Outre la taille, l’écran interne reste assez classique. Définition 2K pour une résolution de 410 pixels par pouce. Taux de rafraichissement maximal à 120 Hz, avec possibilité de réglage fin en fonction du contenu. Luminosité maximale à 6200 nits en pointe locale avec du contenu HDR et en mode automatique. Nous avons mesuré une luminosité maximale en mode manuel de 490 nits. Côté colorimétrie, cette dalle est bien calibrée : température moyenne à 6394°, delta E moyen à 1,7 et gamma moyen à 2,1 (avec une perte d’homogénéité sur les gris clairs). Il manquerait juste qu’une seule fonction : un filtre antireflet.

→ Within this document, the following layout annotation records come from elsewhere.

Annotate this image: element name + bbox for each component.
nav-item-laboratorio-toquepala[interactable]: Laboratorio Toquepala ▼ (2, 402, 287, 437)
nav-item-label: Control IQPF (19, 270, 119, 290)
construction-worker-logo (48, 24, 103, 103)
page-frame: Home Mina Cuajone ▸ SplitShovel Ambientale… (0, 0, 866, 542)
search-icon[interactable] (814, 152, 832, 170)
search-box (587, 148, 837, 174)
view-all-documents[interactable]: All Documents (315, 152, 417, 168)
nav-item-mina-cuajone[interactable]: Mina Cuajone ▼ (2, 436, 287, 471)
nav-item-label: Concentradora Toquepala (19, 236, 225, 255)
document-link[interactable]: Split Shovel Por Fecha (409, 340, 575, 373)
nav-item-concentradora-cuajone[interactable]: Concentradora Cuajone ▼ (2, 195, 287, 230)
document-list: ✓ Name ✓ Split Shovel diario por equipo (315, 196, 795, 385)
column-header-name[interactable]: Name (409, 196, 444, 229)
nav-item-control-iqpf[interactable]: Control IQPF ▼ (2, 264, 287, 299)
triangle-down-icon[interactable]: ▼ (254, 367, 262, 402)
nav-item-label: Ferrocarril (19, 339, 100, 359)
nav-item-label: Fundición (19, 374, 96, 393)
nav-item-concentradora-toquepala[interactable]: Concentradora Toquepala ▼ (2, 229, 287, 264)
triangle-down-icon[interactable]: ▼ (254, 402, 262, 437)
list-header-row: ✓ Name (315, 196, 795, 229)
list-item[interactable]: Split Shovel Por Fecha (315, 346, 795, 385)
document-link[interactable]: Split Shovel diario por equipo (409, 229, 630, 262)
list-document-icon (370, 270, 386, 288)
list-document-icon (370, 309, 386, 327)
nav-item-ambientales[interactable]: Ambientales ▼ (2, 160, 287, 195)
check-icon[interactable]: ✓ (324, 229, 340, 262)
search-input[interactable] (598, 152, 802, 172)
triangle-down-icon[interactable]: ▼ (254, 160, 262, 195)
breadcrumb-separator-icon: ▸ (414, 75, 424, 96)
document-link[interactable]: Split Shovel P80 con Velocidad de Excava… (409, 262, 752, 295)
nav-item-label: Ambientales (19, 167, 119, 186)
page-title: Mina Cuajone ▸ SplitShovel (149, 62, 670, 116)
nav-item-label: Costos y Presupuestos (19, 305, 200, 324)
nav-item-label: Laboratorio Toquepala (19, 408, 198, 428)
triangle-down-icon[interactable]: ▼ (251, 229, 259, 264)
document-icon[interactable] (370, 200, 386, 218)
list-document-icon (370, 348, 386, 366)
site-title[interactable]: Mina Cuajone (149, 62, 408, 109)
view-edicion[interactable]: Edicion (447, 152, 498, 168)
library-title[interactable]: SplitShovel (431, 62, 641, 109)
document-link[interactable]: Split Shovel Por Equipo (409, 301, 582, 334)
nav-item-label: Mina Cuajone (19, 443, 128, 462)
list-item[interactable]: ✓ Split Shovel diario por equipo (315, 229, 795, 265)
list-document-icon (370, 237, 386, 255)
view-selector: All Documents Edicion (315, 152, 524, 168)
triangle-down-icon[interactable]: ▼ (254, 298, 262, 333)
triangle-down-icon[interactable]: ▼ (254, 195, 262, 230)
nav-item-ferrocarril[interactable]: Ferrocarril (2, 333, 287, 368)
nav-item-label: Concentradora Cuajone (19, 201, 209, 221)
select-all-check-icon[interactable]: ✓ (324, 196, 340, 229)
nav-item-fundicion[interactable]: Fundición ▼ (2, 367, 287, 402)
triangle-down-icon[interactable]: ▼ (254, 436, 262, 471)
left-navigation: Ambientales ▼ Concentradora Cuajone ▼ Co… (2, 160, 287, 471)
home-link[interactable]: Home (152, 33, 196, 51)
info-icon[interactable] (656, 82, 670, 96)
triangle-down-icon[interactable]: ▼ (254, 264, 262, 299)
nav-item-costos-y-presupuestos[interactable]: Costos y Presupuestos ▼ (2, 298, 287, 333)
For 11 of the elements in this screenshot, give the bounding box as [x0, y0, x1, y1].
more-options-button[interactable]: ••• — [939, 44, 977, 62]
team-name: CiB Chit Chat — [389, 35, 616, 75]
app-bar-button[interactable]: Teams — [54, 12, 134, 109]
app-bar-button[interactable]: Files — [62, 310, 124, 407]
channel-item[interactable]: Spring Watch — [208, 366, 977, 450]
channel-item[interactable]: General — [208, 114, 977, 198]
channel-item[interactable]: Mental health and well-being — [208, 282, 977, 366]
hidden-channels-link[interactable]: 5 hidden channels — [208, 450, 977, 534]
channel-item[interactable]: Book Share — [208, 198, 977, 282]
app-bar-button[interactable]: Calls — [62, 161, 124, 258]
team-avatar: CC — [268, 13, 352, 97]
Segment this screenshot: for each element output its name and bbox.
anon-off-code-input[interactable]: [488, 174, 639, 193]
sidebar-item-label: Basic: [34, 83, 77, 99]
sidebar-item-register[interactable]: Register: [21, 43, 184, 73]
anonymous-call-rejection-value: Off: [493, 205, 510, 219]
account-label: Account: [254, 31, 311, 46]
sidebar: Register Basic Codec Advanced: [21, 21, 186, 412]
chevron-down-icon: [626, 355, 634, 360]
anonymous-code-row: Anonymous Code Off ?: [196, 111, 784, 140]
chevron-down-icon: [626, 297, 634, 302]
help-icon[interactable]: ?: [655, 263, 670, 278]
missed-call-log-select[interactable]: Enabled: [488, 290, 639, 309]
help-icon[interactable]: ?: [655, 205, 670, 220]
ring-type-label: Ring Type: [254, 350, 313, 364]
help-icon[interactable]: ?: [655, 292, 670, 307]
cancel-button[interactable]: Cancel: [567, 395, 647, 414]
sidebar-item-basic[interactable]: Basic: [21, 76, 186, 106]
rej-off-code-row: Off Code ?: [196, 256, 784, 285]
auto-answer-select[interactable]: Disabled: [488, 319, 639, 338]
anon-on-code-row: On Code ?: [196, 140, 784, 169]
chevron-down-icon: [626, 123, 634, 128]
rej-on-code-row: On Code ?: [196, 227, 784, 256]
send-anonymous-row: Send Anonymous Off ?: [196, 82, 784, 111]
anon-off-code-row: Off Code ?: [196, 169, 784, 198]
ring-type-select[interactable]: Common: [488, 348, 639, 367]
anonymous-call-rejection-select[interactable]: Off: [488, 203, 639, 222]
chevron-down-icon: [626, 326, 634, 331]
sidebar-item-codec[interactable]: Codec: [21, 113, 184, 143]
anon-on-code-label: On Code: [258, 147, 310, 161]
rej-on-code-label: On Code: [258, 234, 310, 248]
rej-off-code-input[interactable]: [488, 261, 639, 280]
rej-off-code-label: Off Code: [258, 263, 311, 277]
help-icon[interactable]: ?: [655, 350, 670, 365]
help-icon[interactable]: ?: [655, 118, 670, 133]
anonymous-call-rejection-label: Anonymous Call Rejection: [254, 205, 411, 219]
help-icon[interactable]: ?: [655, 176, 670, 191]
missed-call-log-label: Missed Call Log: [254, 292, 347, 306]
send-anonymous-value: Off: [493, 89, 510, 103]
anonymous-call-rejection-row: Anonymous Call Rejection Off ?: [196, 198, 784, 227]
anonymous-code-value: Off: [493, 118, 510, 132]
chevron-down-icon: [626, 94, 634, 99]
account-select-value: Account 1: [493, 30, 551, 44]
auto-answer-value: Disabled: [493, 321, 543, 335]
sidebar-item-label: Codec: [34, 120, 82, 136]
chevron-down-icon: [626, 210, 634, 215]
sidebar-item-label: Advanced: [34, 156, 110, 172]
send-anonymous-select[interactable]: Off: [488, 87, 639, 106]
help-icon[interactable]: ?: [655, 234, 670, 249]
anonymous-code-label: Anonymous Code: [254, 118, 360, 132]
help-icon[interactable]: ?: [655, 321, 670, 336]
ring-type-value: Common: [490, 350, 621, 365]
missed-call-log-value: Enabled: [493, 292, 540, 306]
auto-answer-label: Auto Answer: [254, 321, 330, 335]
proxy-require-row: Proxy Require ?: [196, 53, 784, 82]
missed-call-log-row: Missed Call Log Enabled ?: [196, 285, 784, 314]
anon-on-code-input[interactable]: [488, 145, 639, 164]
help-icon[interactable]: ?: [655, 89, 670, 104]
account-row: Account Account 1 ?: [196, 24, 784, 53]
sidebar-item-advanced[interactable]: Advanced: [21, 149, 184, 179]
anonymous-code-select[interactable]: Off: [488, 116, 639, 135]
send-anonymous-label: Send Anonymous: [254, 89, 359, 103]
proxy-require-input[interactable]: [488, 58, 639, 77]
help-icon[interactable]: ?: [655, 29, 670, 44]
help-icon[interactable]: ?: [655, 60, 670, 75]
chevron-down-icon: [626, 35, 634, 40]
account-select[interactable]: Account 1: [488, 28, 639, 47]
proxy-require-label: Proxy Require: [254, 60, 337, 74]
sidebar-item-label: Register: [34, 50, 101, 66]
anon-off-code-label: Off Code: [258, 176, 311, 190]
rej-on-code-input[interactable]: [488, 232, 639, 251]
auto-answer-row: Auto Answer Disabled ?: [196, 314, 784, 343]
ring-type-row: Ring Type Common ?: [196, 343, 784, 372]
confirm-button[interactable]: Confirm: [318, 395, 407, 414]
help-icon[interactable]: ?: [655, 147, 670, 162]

L’écran externe est assez proche de la dalle du Signature. Définition Full HD+ et résolution de 412 pixels par pouce. Ratio d’écran 21/9e. Taux de rafraichissement maximal à 165 Hz (ce qui n’est pas très utile). Et luminosité maximale à 6000 nits en pointe locale avec du contenu HDR et en mode automatique. Nous avons mesuré une luminosité maximale en mode manuel de 490 nits également, ce qui est dans la moyenne, mais guère plus. Conclusion : restez sur le mode auto. La colorimétrie de cet écran est également bonne même si elle l’est un peu moins que l’écran interne : température moyenne à 6350°, delta E moyen à 1,9 et gamma moyen à 2,2 (bonne séparation de tous les niveaux de gris).

Sous le capot, nous retrouvons un SoC haut de gamme de Qualcomm. Mais ce n’est pas le meilleur non plus dans le catalogue du fondeur. Il s’agit du Snapdragon 8 Gen 5, accompagné ici de 16 Go de RAM auxquels s’ajoutent 4 Go de RAM virtuelles activés par défaut (que vous pouvez désactiver ou étendre jusqu’à 16 Go). Pas de Snapdragon « Elite » ici, donc, contrairement au Magic V6 chez Honor. Motorola préfère ainsi être raisonnable en optant pour un processeur moins puissant qui n’aura pas besoin d’être bridé. Nous sommes donc à l’opposé du Magic V6.

Ici, ce n’est pas vraiment le cas. Les performances sont à la hauteur du SoC, lequel est loin d’être un empoté. Nous retrouvons d’ailleurs des résultats dans les benchmarks assez proches du Signature et un peu au-dessus du OnePlus 15R, par exemple. En usage standard, le système est fluide. Le multitâche est agréable. Le multimédia est évidemment très appréciable. Le gaming est permis (avec quelques petites concessions, mais rien d’important).

La chaleur émise par le SoC est élevée, mais moins que d'autres téléphones dotés d’un Snapdragon de la série 8. Nous avons mesuré avec notre caméra thermique une température de 53°C environ sur la coque et sur l’écran interne quand le Razr Fold est ouvert. La température n’est pas beaucoup plus élevée quand il est fermé. La stabilité est, sans surprise, plutôt bonne dans ces conditions. Nous avons dépassé les 60% dans tous les stress tests. Et nous avons même dépassé les 80% sur certains d’entre eux.

Pour alimenter cette plate-forme, Motorola opte ici pour une batterie de 6000 mAh. C’est aussi bien que le Find N6. C’est beaucoup mieux que le Galaxy Z Fold 7. Mais c’est moins bien que le Magic V6, qui est en pole position du classement des plus grosses batteries dans un smartphone pliant (6660 mAh). Cependant, il n’arrive ni en première, ni en seconde position de nos tests d’endurance.

PC Mark nous indique en effet une autonomie de 16 heures et 8 minutes en utilisant uniquement l’écran externe et 11 heures et 11 minutes seulement en utilisant uniquement l’écran interne. C’est moins bien que les Mate X7, Magic V6 et autre Find N6. Notre avis pour expliquer cette différence : Motorola n’a pas eu besoin de brider le Snapdragon 8 Gen 5 qui s’exprime ici entièrement. Nous traduisons ces résultats par une autonomie comprise entre 1 jour et demi et 2 jours, selon la proportion d’usage de l’écran interne.